Parasites Part 4: Tapeworms

There are two kinds of tapeworms.  For simplicity we will refer to them as the "flea" tapeworm and the "rodent" tapeworm.

These are those nasty little segmented worms you see around a dog's anus.  The adult worm is actually 6 inches long or more and lives in the small intestine.  As the worm ages, new segments are produced and the older ones fall off.  These are the ones you see in stool or around the anus.  The segments are about the size of a grain of rice and while fresh will still be moving.  Later, they dry up and look like sesame seeds.
These segments contain a packet of eggs and once broken open the eggs can continue the life cycle.  The most common tapeworm is the flea tapeworm.  For this life cycle to continue the tapeworm egg must be ingested by flea larvae.  The flea continues to mature to adulthood with the tapeworm larvae present in what is now an infective stage.  The dog then ingests the adult flea while grooming and the young tapeworm is released into the intestine where it sets up shop and about 3 weeks later you can see segments in the stool.  Tapeworm segments are eggs are not directly infective to dogs, cats or people.

Rodent tapeworms are acquired by eating (as you may have guessed) the internal organs or rabbits, rodents, and some other animals.  The life cycle proceeds similarly to the flea tapeworm at this point.

Tapeworms don't usually cause much harm to the host but they often create an "emergency" when discovered by an owner simply because of the gross factor.

Tapeworms are rarely seen on fecal exam because the segment must first break open to release the eggs.  Most commonly tapeworms are diagnosed by visualization of the segments.  Both kinds of tapeworms can be treated with praziquantel, only the rodent tapeworm can be treated with fenbendazole.  You only need to deworm for tapeworms once to eliminate them but a dog can potentially (not all fleas carry tapeworms) be reinfected every time it consumes a flea.  Therefore, flea control (or minimizing hunting of rodents for the other variety) is necessary for tapeworm control.

Zoonotic potential
Humans can theoretically be infected with a tapeworm but they would need to get it the same way the dog did-by ingesting a flea, or even worse, rodent guts.


Sara said...

Oh yes, I've seen those little grains of moving rice....yuk.

tervnmal said...

Where does eating bunny poop play into this?
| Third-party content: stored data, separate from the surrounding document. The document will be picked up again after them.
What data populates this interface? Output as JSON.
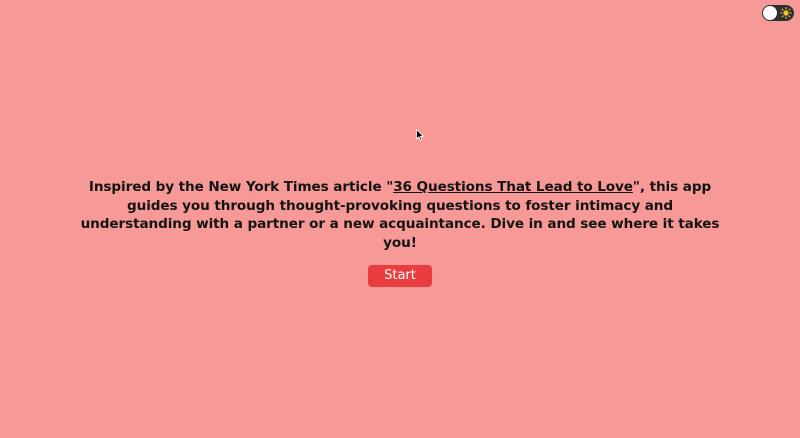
{
  "theme_toggle": {
    "icon": "sun-icon",
    "state": "light"
  },
  "intro": {
    "text_before": "Inspired by the New York Times article \"",
    "link_text": "36 Questions That Lead to Love",
    "text_after": "\", this app guides you through thought-provoking questions to foster intimacy and understanding with a partner or a new acquaintance. Dive in and see where it takes you!"
  },
  "start_button": {
    "label": "Start"
  },
  "colors": {
    "background": "#f79996",
    "accent": "#e93d3f",
    "text": "#141414",
    "toggle_track": "#2f2f33",
    "sun": "#f5c518"
  }
}
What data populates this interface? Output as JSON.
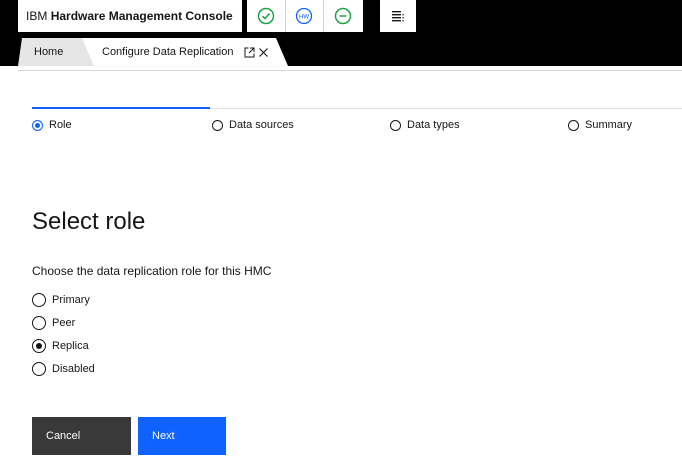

I think rabbits come into our yard just to provide snacks and my guys spend a lot of time munching up bunny pellets. My vet suggested 1x month worming (with Drontal???) I balked at the frequency. Never see any tapes on their bums or in their stools.

Nicki said...

They can't get anything from the feces-they would need to actually consume the rabbit!

Melinda Wichmann said...

Thanks for the info! No rabbit consumption since the bunny incident last summer.